Nearly four months after Intel’s woes with its desktop 13th and 14th Gen CPUs reared their ugly, system crashing head, the chipmaker claims to have finally located the source of its silicon headache.
In a recent update on its community page, Intel says that it managed to pinpoint the instability issue down to an “elevated operating voltage”, stemming from a microcode algorithm that resulted in incorrect voltage requests being sent to the processors.
Intel says that it will be sending out a microcode patch sometime in mid-August after it has fully and properly validated the process.
“Intel is delivering a microcode patch which addresses the root cause of exposure to elevated voltages. We are continuing validation to ensure that scenarios of instability reported to Intel regarding its Core 13th/14th Gen desktop processors are addressed.”

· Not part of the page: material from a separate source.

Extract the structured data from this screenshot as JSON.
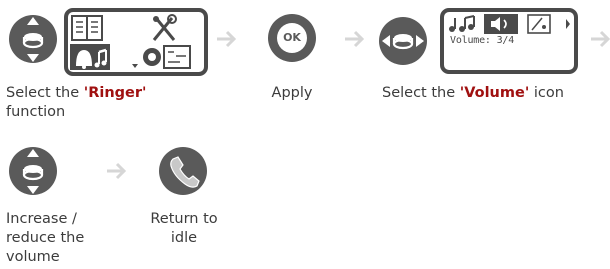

Prior to this, the last time Intel addressed the 13th and 14th Gen instability issues was back in May. The chipmaker also pushed out a microcode patch then, thinking that it had identified the issue but unfortunately, it didn’t.
It also didn’t help the chipmaker’s case when TechTuber Level1Techs and the game developer Alderon Games became vocal about the instability and crashing issues over the following months. Heck, the game studio even posted a video on YouTube, detailing the “thousands” of game crashes that impacted players running systems with 13th and 14th Gen CPUs.
Intel’s upcoming patch is certainly and always welcome but it remains to be seen if issues with the elevated operating voltage actually is the problem; only time and feedback from its 13th and 14th Gen CPU users will let us know if the crisis has been averted. Until then, we’ll likely see many folks switching over to, or being recommended, AMD CPUs.